そしてそんな罰当たりは、葉子の注目を一身に集めながら背骨に来る低音の甘い声を出して、彼女と囁きあっているのだ。
まるで恋人同士のように。
よって、この状況下の僕はこの場で全く要らない子だ。
だが、全く平気だ。
僕の目の前には、「ウバ」の入った紅茶セットがあるではないか。
葉子宅に僕は先月何日か泊めてもらい、実子のように可愛がってもらったのだが、僕が紅茶が好きだと知って以来、茶器から茶葉まで最高級の物を与えてくれるのである。
茶器は先日訪問した時とは違うが、同等の高級メーカーのものだ。
軽くて薄くて白地がとても美しい磁器は、なんと口当たりの良いものか。
おまけに、今日はお昼前だけど、ケーキやサンドウィッチやスコーンなどが乗っている三段のタワー付きという、正統なアフタヌーンティーセットで持て成してくれたのだ。

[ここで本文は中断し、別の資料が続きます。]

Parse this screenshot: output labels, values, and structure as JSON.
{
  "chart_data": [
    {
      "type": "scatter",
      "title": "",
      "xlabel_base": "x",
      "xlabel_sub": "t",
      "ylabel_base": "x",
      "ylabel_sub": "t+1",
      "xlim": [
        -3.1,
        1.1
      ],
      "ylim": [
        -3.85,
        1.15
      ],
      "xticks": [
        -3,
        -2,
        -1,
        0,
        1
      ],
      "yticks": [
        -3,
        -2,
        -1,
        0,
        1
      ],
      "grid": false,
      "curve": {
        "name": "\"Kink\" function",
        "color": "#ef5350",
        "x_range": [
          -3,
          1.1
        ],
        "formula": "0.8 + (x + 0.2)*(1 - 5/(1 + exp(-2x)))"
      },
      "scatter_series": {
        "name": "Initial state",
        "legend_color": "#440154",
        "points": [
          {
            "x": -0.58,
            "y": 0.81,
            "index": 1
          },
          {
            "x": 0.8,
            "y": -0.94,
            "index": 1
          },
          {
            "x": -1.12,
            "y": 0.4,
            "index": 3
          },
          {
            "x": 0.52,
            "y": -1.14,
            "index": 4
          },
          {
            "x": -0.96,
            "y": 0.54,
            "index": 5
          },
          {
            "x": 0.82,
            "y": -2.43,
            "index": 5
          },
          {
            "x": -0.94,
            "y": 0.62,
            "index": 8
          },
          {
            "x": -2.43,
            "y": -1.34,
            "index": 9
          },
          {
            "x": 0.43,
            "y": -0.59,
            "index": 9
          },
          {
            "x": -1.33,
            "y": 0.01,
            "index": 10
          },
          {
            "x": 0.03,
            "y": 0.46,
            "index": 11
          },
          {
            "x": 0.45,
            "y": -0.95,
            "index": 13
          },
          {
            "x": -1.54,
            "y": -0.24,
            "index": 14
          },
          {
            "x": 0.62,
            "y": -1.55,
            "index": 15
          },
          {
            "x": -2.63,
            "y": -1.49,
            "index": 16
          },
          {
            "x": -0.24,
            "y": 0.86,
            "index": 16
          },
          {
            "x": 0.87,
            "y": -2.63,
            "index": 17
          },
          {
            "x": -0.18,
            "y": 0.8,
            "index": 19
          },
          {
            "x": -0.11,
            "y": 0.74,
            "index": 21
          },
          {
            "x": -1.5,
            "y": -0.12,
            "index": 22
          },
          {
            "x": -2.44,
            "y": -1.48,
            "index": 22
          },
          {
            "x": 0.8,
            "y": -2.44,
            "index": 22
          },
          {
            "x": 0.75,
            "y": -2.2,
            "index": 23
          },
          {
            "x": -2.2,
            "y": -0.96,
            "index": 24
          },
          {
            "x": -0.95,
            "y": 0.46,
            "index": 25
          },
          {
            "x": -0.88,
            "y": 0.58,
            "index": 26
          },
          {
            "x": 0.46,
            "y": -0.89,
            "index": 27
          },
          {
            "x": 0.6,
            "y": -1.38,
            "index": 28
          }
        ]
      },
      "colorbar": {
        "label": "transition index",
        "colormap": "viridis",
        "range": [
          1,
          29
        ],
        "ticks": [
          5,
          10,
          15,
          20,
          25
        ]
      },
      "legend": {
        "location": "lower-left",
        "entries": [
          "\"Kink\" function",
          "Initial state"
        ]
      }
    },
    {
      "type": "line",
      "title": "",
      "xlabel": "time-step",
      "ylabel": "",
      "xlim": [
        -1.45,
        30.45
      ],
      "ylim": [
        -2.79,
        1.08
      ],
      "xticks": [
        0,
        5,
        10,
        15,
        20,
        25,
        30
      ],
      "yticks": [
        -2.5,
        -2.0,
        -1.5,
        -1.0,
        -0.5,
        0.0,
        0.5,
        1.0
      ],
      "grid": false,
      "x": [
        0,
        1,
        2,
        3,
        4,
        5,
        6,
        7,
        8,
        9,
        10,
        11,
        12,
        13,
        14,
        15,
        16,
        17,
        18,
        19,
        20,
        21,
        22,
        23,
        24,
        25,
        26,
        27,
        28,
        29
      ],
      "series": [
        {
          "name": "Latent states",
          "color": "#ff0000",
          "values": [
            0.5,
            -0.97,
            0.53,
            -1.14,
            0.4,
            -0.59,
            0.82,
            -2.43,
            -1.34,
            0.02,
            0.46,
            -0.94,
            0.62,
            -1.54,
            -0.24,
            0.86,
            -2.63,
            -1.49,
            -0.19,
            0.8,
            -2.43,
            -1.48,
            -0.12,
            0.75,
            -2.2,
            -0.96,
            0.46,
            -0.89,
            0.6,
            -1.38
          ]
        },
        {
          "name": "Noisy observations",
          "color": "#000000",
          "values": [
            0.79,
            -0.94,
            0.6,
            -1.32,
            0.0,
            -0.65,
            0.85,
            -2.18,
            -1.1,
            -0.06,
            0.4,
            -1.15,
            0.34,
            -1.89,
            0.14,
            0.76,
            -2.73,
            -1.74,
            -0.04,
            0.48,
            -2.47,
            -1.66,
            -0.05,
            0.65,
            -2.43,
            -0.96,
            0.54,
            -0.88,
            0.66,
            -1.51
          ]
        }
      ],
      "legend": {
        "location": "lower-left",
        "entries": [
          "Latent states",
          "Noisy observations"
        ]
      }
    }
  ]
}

スコーン用にイギリス製の茶色くて苦味のある高級ジャムのマーマレードジャムと、なんと自家製のクロテッドクリームまで添えられている。
今日という日をありがとう、良純さん。
ミルクを入れた紅茶を一口飲み、僕は今朝から何も食べていなかったと気が付いた。
「かわちゃんや刑事さん達って、ご飯を食べないで働いているのですね。」
しみじみと僕が呟いた時、扉が開き、ハンサムな刑事が乱入してきた。
葉子専任で本部の警備課ホープの、坂下克己警部である。
二月の部下の造反という大失態にありながら、「訓告」だけで済んだ強者だ。
楊によれば、坂下限定で強者は「上司のお気に入り」とも言い換えられるらしい。